Die FAZ berichtet weiter aus dem „Freiheitsindex Deutschland 2014 – Schwerpunkt Digitale Revolution“, der im Oktober öffentlich präsentiert werden soll. Aus diesem gehe hervor, dass Menschen trotz des NSA-Skandals nicht sorgsam mit ihren Daten umgehen und stattdessen zum großen Teil „enttäuscht von den Amerikanern“ sind. Denn: „Unter Freunden hört man sich nicht gegenseitig ab“ (48 %). Es komplettiert das Bild, dass 90 % der Deutschen die Amerikaner als wichtigsten Friedenssicherer ansehen und dementsprechend 60 % eine enge Zusammenarbeit für unerlässlich halten. 38 % nehmen die Beziehungen zu den USA als wichtigsten Faktor für die Sicherheit Deutschlands wahr. Das spiegelt genau die Haltung wider, die von der Bundesregierung ausgestrahlt wird und die jegliche offene Kritik im Keim erstickt.

Noch dazu kommen die Erkenntnisse, dass der BND in ähnlichem Maße, wenn auch budgettechnisch schwächer ausgestattet, selbst spioniert. Das finden 45 % der Befragten peinlich, was Deutschland einen zuvor projizierten moralischen Vorteil wegnimmt. Bei weiteren 40 % kommt Resignation dazu, man nimmt es als gegeben, dass Geheimdienste sich gegenseitig und andere ausspionieren. Alles in allem sieht man, worauf es hinausläuft: Großflächige Lähmung und Duldungsstarre vor einem Überwachungsapparat, gegen den man – so nimmt man an – ja sowieso nichts tun kann und erfolgreich suggerierte Abhängigkeit von dem großen Bruder. Und die schöne Illusion, dass die USA, auch wenn sie jeden und alles überwachen, immerhin für mehr Sicherheit sorgen.

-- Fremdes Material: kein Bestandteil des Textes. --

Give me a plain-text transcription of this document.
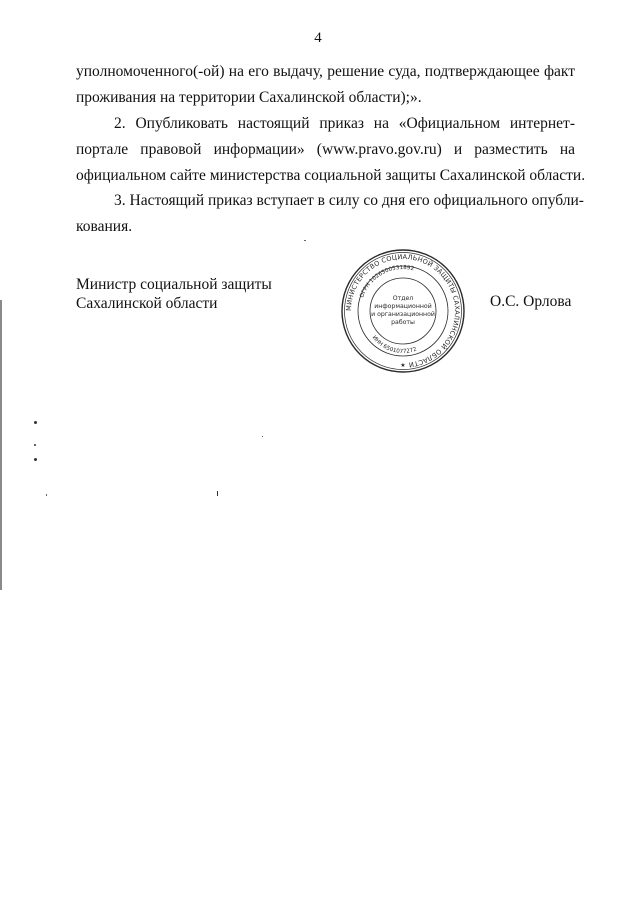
4
уполномоченного(-ой) на его выдачу, решение суда, подтверждающее факт
проживания на территории Сахалинской области);».
2. Опубликовать настоящий приказ на «Официальном интернет-
портале правовой информации» (www.pravo.gov.ru) и разместить на
официальном сайте министерства социальной защиты Сахалинской области.
3. Настоящий приказ вступает в силу со дня его официального опубли-
кования.
Министр социальной защиты
Сахалинской области	МИНИСТЕРСТВО СОЦИАЛЬНОЙ ЗАЩИТЫ САХАЛИНСКОЙ ОБЛАСТИ
ОГРН 1026500531892
ИНН 6501077272
Отдел
информационной
и организационной
работы
★
О.С. Орлова
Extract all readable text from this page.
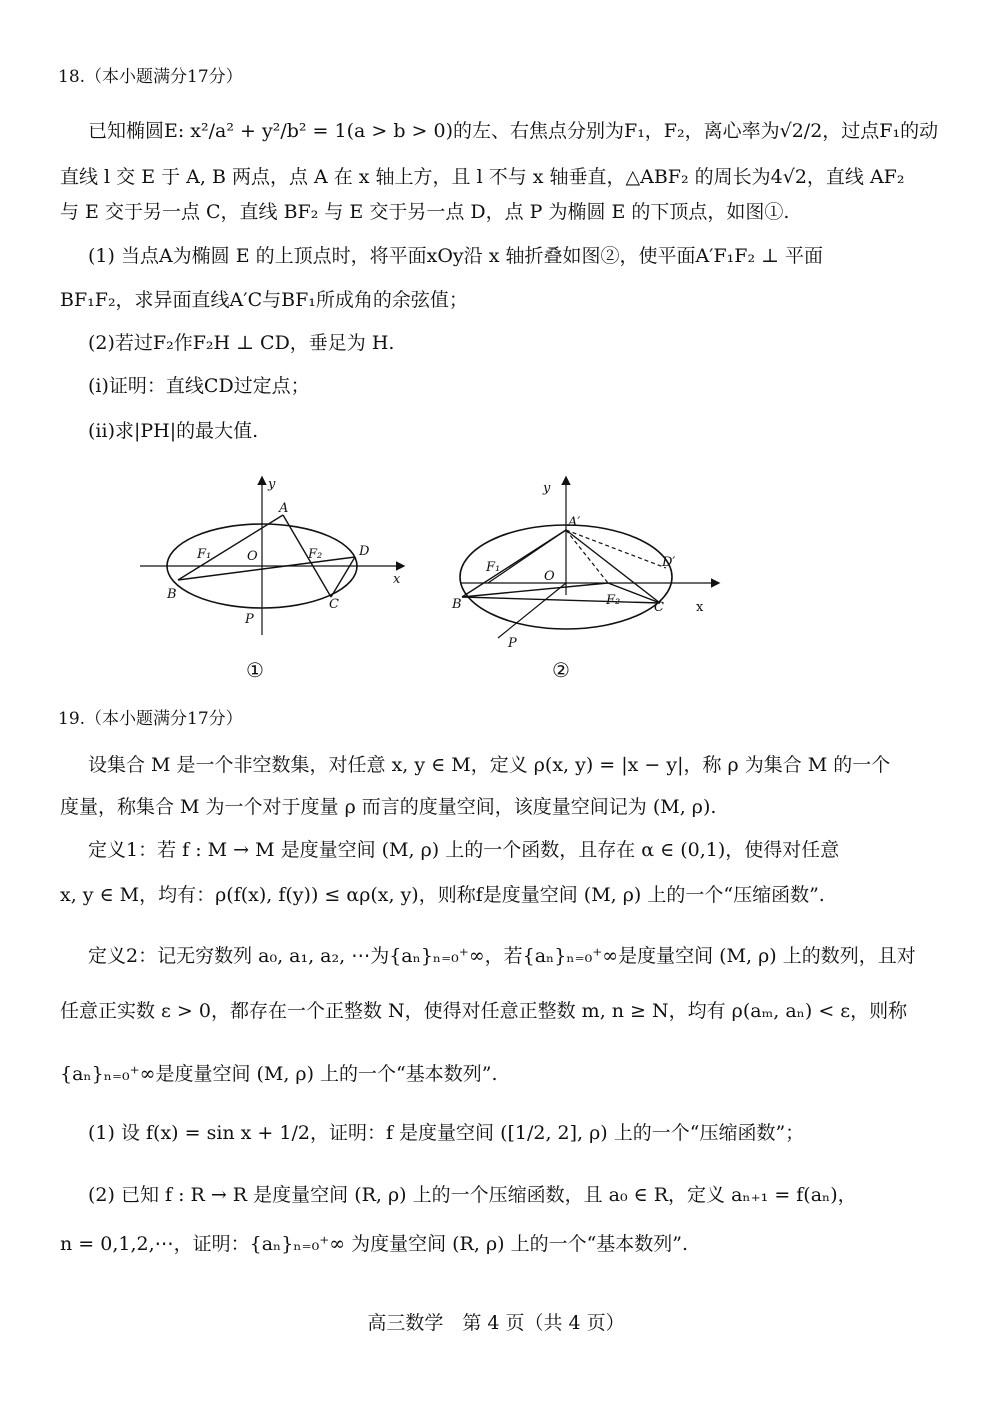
18.（本小题满分17分）
已知椭圆E: x²/a² + y²/b² = 1(a > b > 0)的左、右焦点分别为F₁，F₂，离心率为√2/2，过点F₁的动
直线 l 交 E 于 A, B 两点，点 A 在 x 轴上方，且 l 不与 x 轴垂直，△ABF₂ 的周长为4√2，直线 AF₂
与 E 交于另一点 C，直线 BF₂ 与 E 交于另一点 D，点 P 为椭圆 E 的下顶点，如图①.
(1) 当点A为椭圆 E 的上顶点时，将平面xOy沿 x 轴折叠如图②，使平面A′F₁F₂ ⊥ 平面
BF₁F₂，求异面直线A′C与BF₁所成角的余弦值；
(2)若过F₂作F₂H ⊥ CD，垂足为 H.
(i)证明：直线CD过定点；
(ii)求|PH|的最大值.
y
x
A
F₁	O	F₂	D
B
C
P
①
y
x
A′
F₁
O
F₂
D′
B	C
P
②
19.（本小题满分17分）
设集合 M 是一个非空数集，对任意 x, y ∈ M，定义 ρ(x, y) = |x − y|，称 ρ 为集合 M 的一个
度量，称集合 M 为一个对于度量 ρ 而言的度量空间，该度量空间记为 (M, ρ).
定义1：若 f : M → M 是度量空间 (M, ρ) 上的一个函数，且存在 α ∈ (0,1)，使得对任意
x, y ∈ M，均有：ρ(f(x), f(y)) ≤ αρ(x, y)，则称f是度量空间 (M, ρ) 上的一个“压缩函数”.
定义2：记无穷数列 a₀, a₁, a₂, ⋯为{aₙ}ₙ₌₀⁺∞，若{aₙ}ₙ₌₀⁺∞是度量空间 (M, ρ) 上的数列，且对
任意正实数 ε > 0，都存在一个正整数 N，使得对任意正整数 m, n ≥ N，均有 ρ(aₘ, aₙ) < ε，则称
{aₙ}ₙ₌₀⁺∞是度量空间 (M, ρ) 上的一个“基本数列”.
(1) 设 f(x) = sin x + 1/2，证明：f 是度量空间 ([1/2, 2], ρ) 上的一个“压缩函数”；
(2) 已知 f : R → R 是度量空间 (R, ρ) 上的一个压缩函数，且 a₀ ∈ R，定义 aₙ₊₁ = f(aₙ)，
n = 0,1,2,⋯，证明：{aₙ}ₙ₌₀⁺∞ 为度量空间 (R, ρ) 上的一个“基本数列”.
高三数学　第 4 页（共 4 页）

Doch nicht nur Spionage durch Geheimdienste ist ein relevanter Faktor, wenn es um den Umgang mit den eigenen Daten geht – auch Firmen sind an persönlichen Informationen interessiert. Aus weiteren Teilen des Freiheitsindex (den man in Auszügen hier findet) geht hervor, dass Unter-30-Jährige diesen (10 %) mehr vertrauen als dem Staat (4 %), wenn es um den Umgang mit diesen geht. In der Gruppe Ü60 sehen 21 % letzteren als vertrauenswürdig an. Trotzdem hält das kaum jemanden davon ab, seine Daten sparsamer oder bewusster preiszugeben, so heißt es im Kapitel „Die digitalen Bedrohungen der Freiheit“:

Letztlich reagiert die Bevölkerung auf die Risiken für den Datenschutz im Netz mit einem Schulterzucken: Es ist irgendwie gefährlich, aber es ist auch unvermeidlich – und es wird schon gutgehen.

Dieses „Privacy Paradoxon“ ist keine neue Erkenntnis und war bereits Gegenstand vieler Forschungsarbeiten. Die Auswirkungen, Gefahren und Dimensionen der Datenpreisgabe sind hochkomplex, abstrakt und nicht fassbar, im Gegensatz zum vermeintlichen, direkt spürbaren Gewinn bei der Preisgabe der Daten – finanziell, sozial, informationell …

Fragt sich, wie es aussehen muss, wenn es nicht mehr „gutgeht“. Drückt sich das nur in direktem physischen oder monetären Schaden aus? Reicht es nicht, wenn ganz konkret die persönliche Freiheit abnimmt, wenn Daten unkontrollierbar verarbeitet werden, sei es von Geheimdiensten oder Unternehmen. Und reicht das nicht, um wütend zu werden und nicht nur einmalig empört und enttäuscht?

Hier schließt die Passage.